The Rev. Jesse Jackson came to Baltimore on Nov. 8 to propose a reallocation of $70 million in funds currently allocated by the state for a new juvenile jail.
Jackson, City Council President Jack Young, local ministers and others organizers of the event at the War Memorial were advocating for a reallocation in favor of "affirmative opportunities."
Such opportunities include proven alternatives to detention: recreational activities, jobs programs and neighborhood redevelopment, all aimed at changing daily life for Baltimore youth.
With opportunities, young people commit fewer crimes and the path of their daily lives changes. Think of north Baltimore.
I was not able to attend the event, which drew more than 200 people, because I was volunteering at Cylburn Arboretum, itself home to an array of programs for city youth.
For years, I have heard about "affirmative opportunity" from one of the rally's organizers, Hathaway Ferebee, executive director of Baltimore's Safe and Sound Campaign. Ferebee is a Roland Park Country School graduate and knows first-hand what opportunities can do for children.
North Baltimore is a world away from the daily struggles of those in poverty. Never do our children wonder about having an adult to take care of them or a place to live. Our children do not have to raise themselves or fear they might be caught in the gunfire of warring criminals.
Our children go to school every day, participate in a plethora of recreational programs and usually start work as preteen babysitters, dog-walkers or community volunteers. The number of outstanding private and public schools within walking distance speaks to the enriched lives of our fortunate children.
When I watched a television interview with Rev. Jackson after the rally, he spoke about how jails themselves are an improved condition for many city juveniles. He pointed out that in jail, young people have three meals a day, a bed, some dental and health care, and time spent with friends. (Those conditions are readily available in less impoverished neighborhoods.)

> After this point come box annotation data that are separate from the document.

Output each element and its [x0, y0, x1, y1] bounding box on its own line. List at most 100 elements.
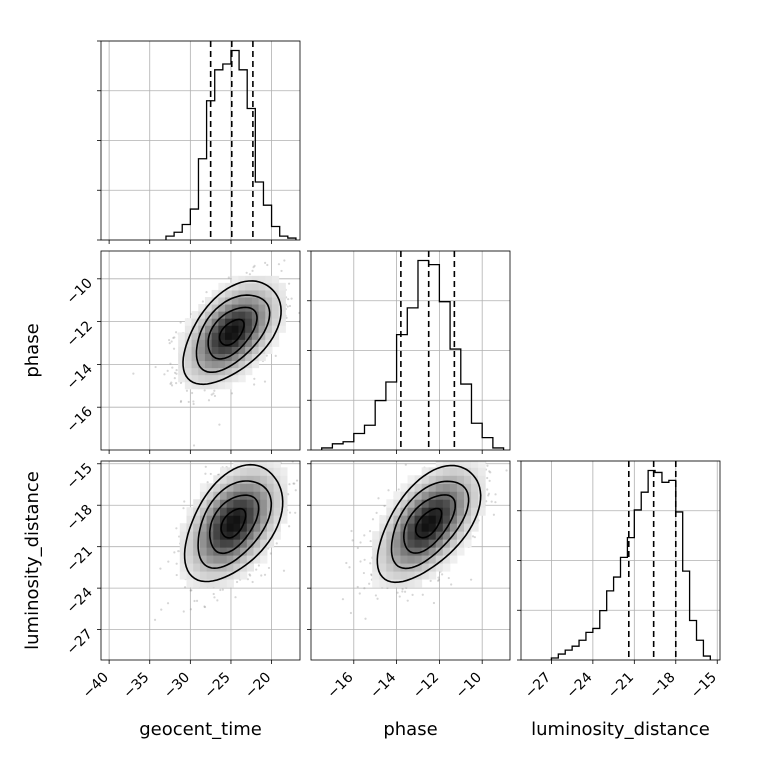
hist-panel-geocent_time: [97, 40, 301, 244]
density-cell: [442, 563, 451, 572]
density-cell: [442, 531, 451, 540]
x-tick-label: −30: [161, 670, 193, 702]
density-cell: [435, 523, 444, 532]
density-cell: [428, 491, 437, 500]
x-tick-label: −18: [646, 670, 678, 702]
density-cell: [186, 515, 194, 524]
x-tick-label: −12: [410, 670, 442, 702]
scatter-point: [179, 399, 183, 403]
density-cell: [225, 289, 233, 298]
density-cell: [442, 507, 451, 516]
density-cell: [238, 318, 246, 326]
scatter-point: [235, 580, 239, 584]
density-cell: [184, 339, 193, 347]
density-cell: [245, 346, 253, 354]
density-cell: [407, 579, 416, 588]
density-cell: [442, 515, 451, 524]
density-cell: [198, 332, 206, 340]
scatter-point: [492, 513, 495, 516]
density-cell: [421, 475, 430, 484]
density-cell: [186, 579, 194, 588]
scatter-point: [195, 599, 199, 602]
density-cell: [407, 475, 416, 484]
density-cell: [400, 523, 409, 532]
density-cell: [393, 547, 401, 556]
density-cell: [379, 555, 387, 564]
scatter-point: [287, 493, 290, 496]
density-cell: [478, 467, 486, 476]
panel-frame: [520, 460, 721, 661]
density-cell: [260, 499, 268, 508]
scatter-point: [219, 588, 222, 592]
density-cell: [204, 304, 213, 312]
scatter-point: [458, 443, 460, 445]
contour-level-2: [197, 480, 273, 570]
scatter-point: [182, 507, 185, 510]
density-cell: [245, 318, 253, 326]
density-cell: [280, 483, 288, 492]
density-cell: [266, 467, 275, 476]
scatter-point: [189, 589, 192, 592]
density-cell: [379, 547, 387, 556]
density-cell: [219, 547, 228, 556]
density-cell: [379, 579, 387, 588]
density-cell: [273, 515, 281, 524]
density-cell: [219, 555, 228, 564]
scatter-point: [487, 492, 491, 495]
density-cell: [204, 353, 213, 362]
density-cell: [435, 499, 444, 508]
hist-step-geocent_time: [165, 49, 297, 240]
scatter-point: [370, 573, 373, 576]
density-cell: [414, 491, 423, 500]
density-cell: [253, 467, 261, 476]
scatter-point: [257, 564, 260, 567]
scatter-point: [304, 296, 306, 298]
panel-frame: [100, 250, 301, 451]
scatter-point: [179, 400, 182, 404]
density-cell: [421, 515, 430, 524]
density-cell: [435, 507, 444, 516]
scatter-point: [302, 454, 304, 456]
density-cell: [199, 491, 208, 500]
density-cell: [393, 563, 401, 572]
scatter-point: [486, 488, 489, 491]
density-cell: [253, 547, 261, 556]
density-cell: [407, 539, 416, 548]
panel-content: [311, 443, 510, 660]
contour-level-1: [209, 494, 260, 555]
x-tick-label: −14: [367, 669, 399, 701]
density-cell: [246, 499, 254, 508]
scatter-point: [463, 447, 465, 449]
density-cell: [471, 461, 479, 468]
density-cell: [271, 275, 280, 284]
density-cell: [407, 507, 416, 516]
density-cell: [251, 282, 260, 291]
density-cell: [260, 555, 268, 564]
density-cell: [258, 339, 266, 347]
density-cell: [184, 367, 193, 376]
density-cell: [379, 539, 387, 548]
density-cell: [226, 475, 234, 484]
x-tick-label: −24: [563, 669, 595, 701]
density-cell: [280, 491, 288, 500]
scatter-point: [154, 365, 157, 369]
density-cell: [191, 339, 199, 347]
density-cell: [271, 339, 280, 347]
density-cell: [271, 297, 280, 305]
scatter-point: [363, 534, 366, 537]
density-cell: [233, 563, 241, 572]
density-cell: [199, 555, 208, 564]
scatter-point: [245, 271, 248, 274]
density-cell: [421, 555, 430, 564]
density-cell: [184, 325, 193, 333]
density-cell: [278, 304, 286, 312]
density-cell: [226, 515, 234, 524]
scatter-point: [486, 464, 489, 467]
density-cell: [231, 304, 239, 312]
density-cell: [421, 507, 430, 516]
scatter-point: [160, 608, 163, 611]
density-cell: [400, 555, 409, 564]
density-cell: [463, 539, 472, 548]
density-cell: [442, 547, 451, 556]
density-cell: [193, 547, 201, 556]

He also pointed out that this is not the path society should encourage. The path of education, job training and productive lives as responsible citizens is the better goal.
According to Safe and Sound literature, Gov. Martin O'Malley commissioned a study by the National Council on Crime and Delinquency. The NCCD study determined that the state, to comply with federal regulations, did not have to build a new jail in order to keep juveniles separate from adult detainees.
The report detailed how funding alternatives to detention and more efficient detainee management procedures, sometimes in community-based programs, would maintain public safety and improve outcomes for the young in the criminal justice system. Some state agencies, in fact, already provide alternatives to incarceration with better results than detention, at a fraction of the cost, the report stated.
While funds for building a juvenile jail have already been approved, activists said Thursday that there is room at existing facilities and the money could be reallocated for programs with longer-lasting, positive effects.
When I think of a sparkling new, state-of-the-art juvenile jail, I think of the often-misquoted line from the film "Field of Dreams:" "If you build it, he will come." I picture young men and women walking in clusters up trash-littered streets, past boarded vacant homes toward this sparkling jail.
I think of the $6 billion adults spent on political campaigns that ended two days before Rev. Jackson came to Baltimore. I also think of what my mother said to me after her stroke in 1996: "Don't forget the children downtown."
The easy thing is to forget the children downtown, to give up on their potential, to use $70 million for new construction and say: "We have a beautiful new facility. We're doing everything possible to keep our city safe."